Sense & Sensitivity by Harriette Cole

Individuals Can Make a Difference in Politics

DEAR HARRIETTE: I'm so tired of politics, and I wonder if things will ever change. I got excited about the possibility of change when our current president was first elected, but the more I see, the less convinced I am that anything can happen.

Is it wrong for me to be a cynic? Is there anything I can do to help things along? Sometimes I think that being a citizen means nothing. -- Despondent, Atlanta

DEAR DESPONDENT: Our country is often called "the great experiment in democracy" because it is still a relatively young nation whose intentions, as stated in the Constitution, are lofty.

You are right to be frustrated by the current state of affairs, particularly with how ineffective our government seems to be.

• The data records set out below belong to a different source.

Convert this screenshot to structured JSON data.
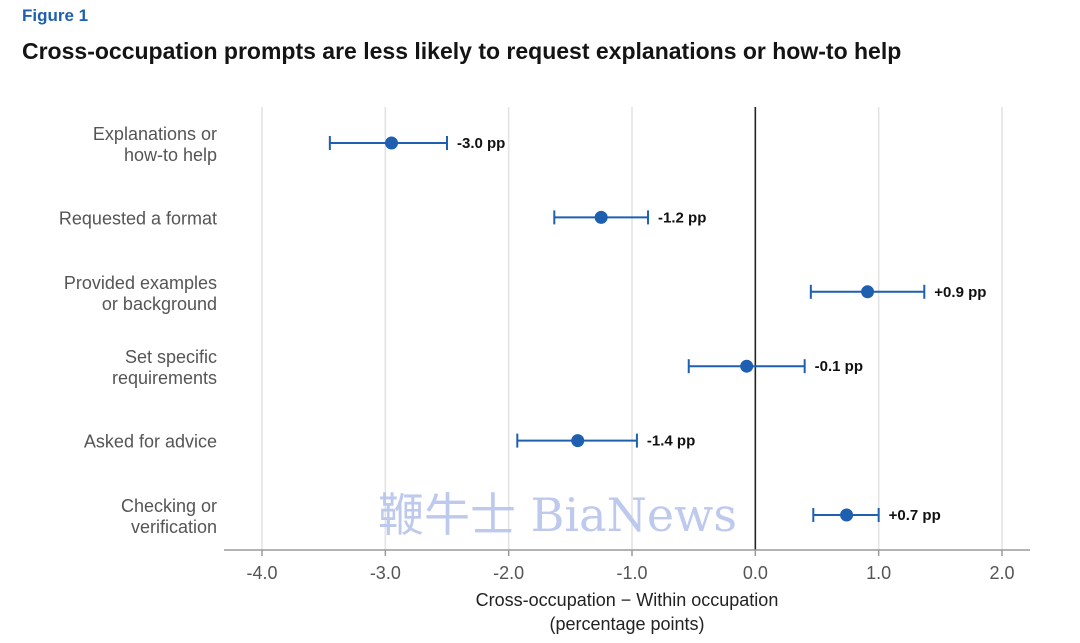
{
  "figure_label": "Figure 1",
  "watermark": "鞭牛士 BiaNews",
  "chart_data": {
    "type": "scatter",
    "title": "Cross-occupation prompts are less likely to request explanations or how-to help",
    "xlabel": [
      "Cross-occupation − Within occupation",
      "(percentage points)"
    ],
    "ylabel": "",
    "xlim": [
      -4.0,
      2.0
    ],
    "xticks": [
      -4.0,
      -3.0,
      -2.0,
      -1.0,
      0.0,
      1.0,
      2.0
    ],
    "xtick_labels": [
      "-4.0",
      "-3.0",
      "-2.0",
      "-1.0",
      "0.0",
      "1.0",
      "2.0"
    ],
    "grid": "vertical",
    "reference_line": 0.0,
    "point_color": "#1f5fb0",
    "categories": [
      {
        "label": [
          "Explanations or",
          "how-to help"
        ],
        "value": -2.95,
        "ci": [
          -3.45,
          -2.5
        ],
        "data_label": "-3.0 pp"
      },
      {
        "label": [
          "Requested a format"
        ],
        "value": -1.25,
        "ci": [
          -1.63,
          -0.87
        ],
        "data_label": "-1.2 pp"
      },
      {
        "label": [
          "Provided examples",
          "or background"
        ],
        "value": 0.91,
        "ci": [
          0.45,
          1.37
        ],
        "data_label": "+0.9 pp"
      },
      {
        "label": [
          "Set specific",
          "requirements"
        ],
        "value": -0.07,
        "ci": [
          -0.54,
          0.4
        ],
        "data_label": "-0.1 pp"
      },
      {
        "label": [
          "Asked for advice"
        ],
        "value": -1.44,
        "ci": [
          -1.93,
          -0.96
        ],
        "data_label": "-1.4 pp"
      },
      {
        "label": [
          "Checking or",
          "verification"
        ],
        "value": 0.74,
        "ci": [
          0.47,
          1.0
        ],
        "data_label": "+0.7 pp"
      }
    ]
  }
}
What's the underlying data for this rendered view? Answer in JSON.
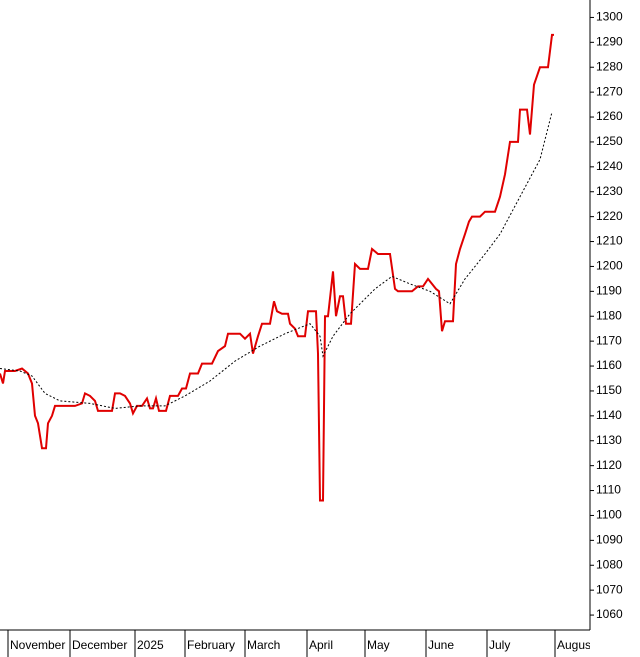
{
  "chart_data": {
    "type": "line",
    "xlim": [
      0,
      590
    ],
    "ylim": [
      1054,
      1307
    ],
    "yticks": [
      1060,
      1070,
      1080,
      1090,
      1100,
      1110,
      1120,
      1130,
      1140,
      1150,
      1160,
      1170,
      1180,
      1190,
      1200,
      1210,
      1220,
      1230,
      1240,
      1250,
      1260,
      1270,
      1280,
      1290,
      1300
    ],
    "xticks": [
      {
        "value": 8,
        "label": "November"
      },
      {
        "value": 70,
        "label": "December"
      },
      {
        "value": 135,
        "label": "2025"
      },
      {
        "value": 185,
        "label": "February"
      },
      {
        "value": 245,
        "label": "March"
      },
      {
        "value": 307,
        "label": "April"
      },
      {
        "value": 365,
        "label": "May"
      },
      {
        "value": 426,
        "label": "June"
      },
      {
        "value": 487,
        "label": "July"
      },
      {
        "value": 555,
        "label": "Augus"
      }
    ],
    "series": [
      {
        "color": "#e00000",
        "x": [
          0,
          3,
          5,
          15,
          22,
          28,
          32,
          35,
          38,
          42,
          46,
          48,
          52,
          55,
          65,
          75,
          82,
          85,
          90,
          95,
          98,
          105,
          112,
          115,
          120,
          125,
          130,
          133,
          137,
          142,
          147,
          150,
          153,
          156,
          159,
          166,
          170,
          178,
          182,
          186,
          190,
          198,
          202,
          212,
          218,
          225,
          228,
          240,
          245,
          250,
          253,
          258,
          262,
          270,
          274,
          277,
          282,
          288,
          290,
          295,
          298,
          305,
          308,
          316,
          318,
          320,
          323,
          325,
          328,
          333,
          336,
          340,
          343,
          346,
          351,
          355,
          360,
          368,
          372,
          378,
          390,
          395,
          398,
          412,
          418,
          423,
          428,
          432,
          436,
          439,
          442,
          445,
          453,
          456,
          460,
          465,
          469,
          472,
          480,
          485,
          495,
          500,
          505,
          510,
          518,
          520,
          527,
          530,
          534,
          540,
          548,
          552,
          554
        ],
        "values": [
          1157,
          1153,
          1158,
          1158,
          1159,
          1157,
          1153,
          1140,
          1137,
          1127,
          1127,
          1137,
          1140,
          1144,
          1144,
          1144,
          1145,
          1149,
          1148,
          1146,
          1142,
          1142,
          1142,
          1149,
          1149,
          1148,
          1145,
          1141,
          1144,
          1144,
          1147,
          1143,
          1143,
          1147,
          1142,
          1142,
          1148,
          1148,
          1151,
          1151,
          1157,
          1157,
          1161,
          1161,
          1166,
          1168,
          1173,
          1173,
          1171,
          1173,
          1165,
          1172,
          1177,
          1177,
          1186,
          1182,
          1181,
          1181,
          1177,
          1175,
          1172,
          1172,
          1182,
          1182,
          1165,
          1106,
          1106,
          1180,
          1180,
          1198,
          1180,
          1188,
          1188,
          1177,
          1177,
          1201,
          1199,
          1199,
          1207,
          1205,
          1205,
          1191,
          1190,
          1190,
          1192,
          1192,
          1195,
          1193,
          1191,
          1190,
          1174,
          1178,
          1178,
          1201,
          1207,
          1213,
          1218,
          1220,
          1220,
          1222,
          1222,
          1228,
          1237,
          1250,
          1250,
          1263,
          1263,
          1253,
          1273,
          1280,
          1280,
          1293,
          1293
        ]
      },
      {
        "color": "#000000",
        "x": [
          0,
          20,
          32,
          45,
          60,
          90,
          115,
          140,
          165,
          185,
          210,
          235,
          260,
          285,
          310,
          320,
          323,
          333,
          350,
          375,
          392,
          410,
          430,
          450,
          465,
          485,
          500,
          520,
          540,
          552
        ],
        "values": [
          1159,
          1158,
          1156,
          1149,
          1146,
          1145,
          1143,
          1144,
          1144,
          1148,
          1154,
          1162,
          1168,
          1173,
          1177,
          1172,
          1164,
          1172,
          1181,
          1191,
          1196,
          1193,
          1190,
          1185,
          1195,
          1205,
          1213,
          1228,
          1243,
          1262
        ]
      }
    ]
  }
}
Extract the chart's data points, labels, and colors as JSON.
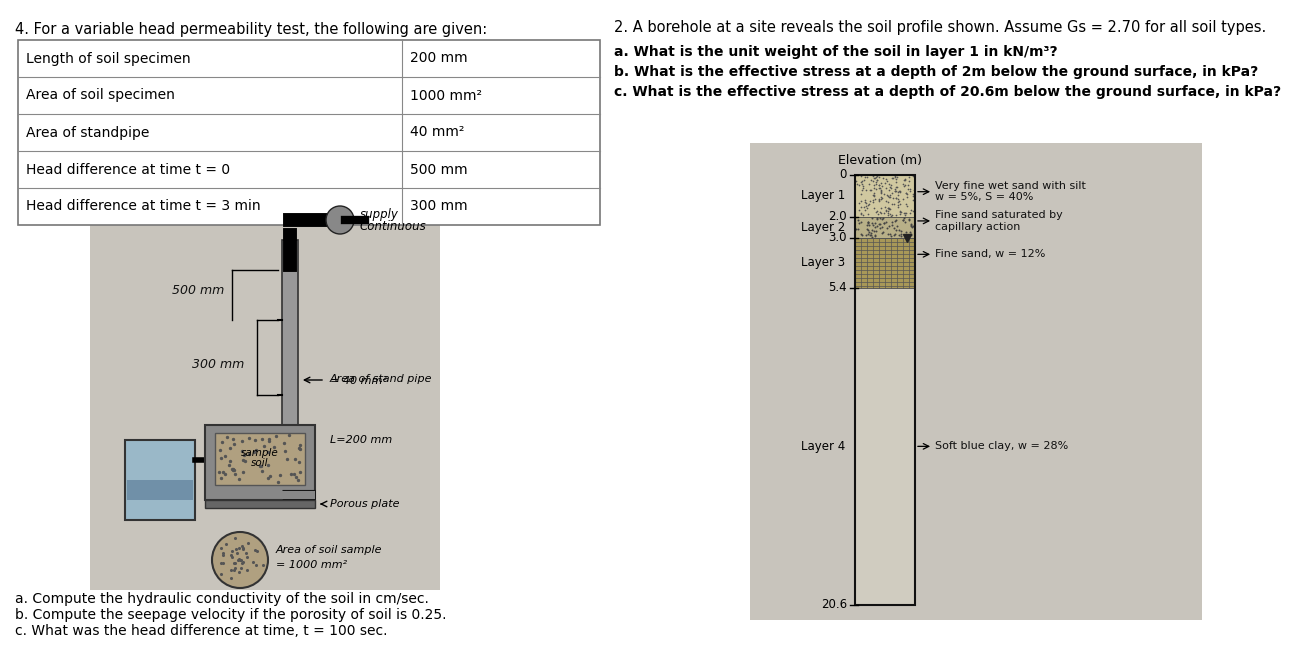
{
  "title_left": "4. For a variable head permeability test, the following are given:",
  "title_right": "2. A borehole at a site reveals the soil profile shown. Assume Gs = 2.70 for all soil types.",
  "table_rows": [
    [
      "Length of soil specimen",
      "200 mm"
    ],
    [
      "Area of soil specimen",
      "1000 mm²"
    ],
    [
      "Area of standpipe",
      "40 mm²"
    ],
    [
      "Head difference at time t = 0",
      "500 mm"
    ],
    [
      "Head difference at time t = 3 min",
      "300 mm"
    ]
  ],
  "questions_right": [
    "a. What is the unit weight of the soil in layer 1 in kN/m³?",
    "b. What is the effective stress at a depth of 2m below the ground surface, in kPa?",
    "c. What is the effective stress at a depth of 20.6m below the ground surface, in kPa?"
  ],
  "questions_left_bottom": [
    "a. Compute the hydraulic conductivity of the soil in cm/sec.",
    "b. Compute the seepage velocity if the porosity of soil is 0.25.",
    "c. What was the head difference at time, t = 100 sec."
  ],
  "elevation_ticks": [
    0.0,
    2.0,
    3.0,
    5.4,
    20.6
  ],
  "tick_labels": [
    "0",
    "2.0",
    "3.0",
    "5.4",
    "20.6"
  ],
  "bg_color_diagram": "#d8d0c8",
  "bg_color_soil": "#c8c0b8"
}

While it may seem idealistic to believe that change can occur, you must know that it can. Legislators, lobbyists, activists and concerned citizens are working hard to change things every day. Does it get messy? Yes. Every president in recent history has spoken of the challenges of moving legislation through Congress. Local officials have their complaints as well.

My recommendation is that you put your hat in the ring if you feel moved to try to make specific changes. The beauty of being an American is that you have the right to run for office, volunteer for a political campaign or start a nonprofit organization focused on an issue about which you are passionate. You have options.

Will it be easy? No. Is it worth it to do something rather than be sad or frustrated? Without question.

DEAR HARRIETTE: My best friend has been fighting (verbally) with her husband for as long as I can remember. The other day, she told me they are now talking about getting a divorce. I'm not at all surprised. I am a little concerned that it's just more talk. She wants to know my opinion. I don't want to give one, because whatever I say won't matter anyway.

How can I support her without getting in the middle of her marriage? Over the years I have listened or even changed the subject, but she is more insistent now. -- Reluctant, Chicago

DEAR RELUCTANT: Stick with your gut. You are not married to either of them, so you don't really know what will help them -- even though you are her best friend.

Resist the temptation to share your opinion. Instead, you can ask pointed questions that help your friend look objectively at her life, such as: Can you imagine your life in five years? Is your husband a part of it? What do you want for yourself in the future? What can you do to get to that place?

Envisioning the future you want is a way to figure out how you want to devote your time. If your friend is willing to do that exercise and possibly do it with her husband, she may be able to see her way to clarity.

Of course, seeking professional help is always wise in times of stress.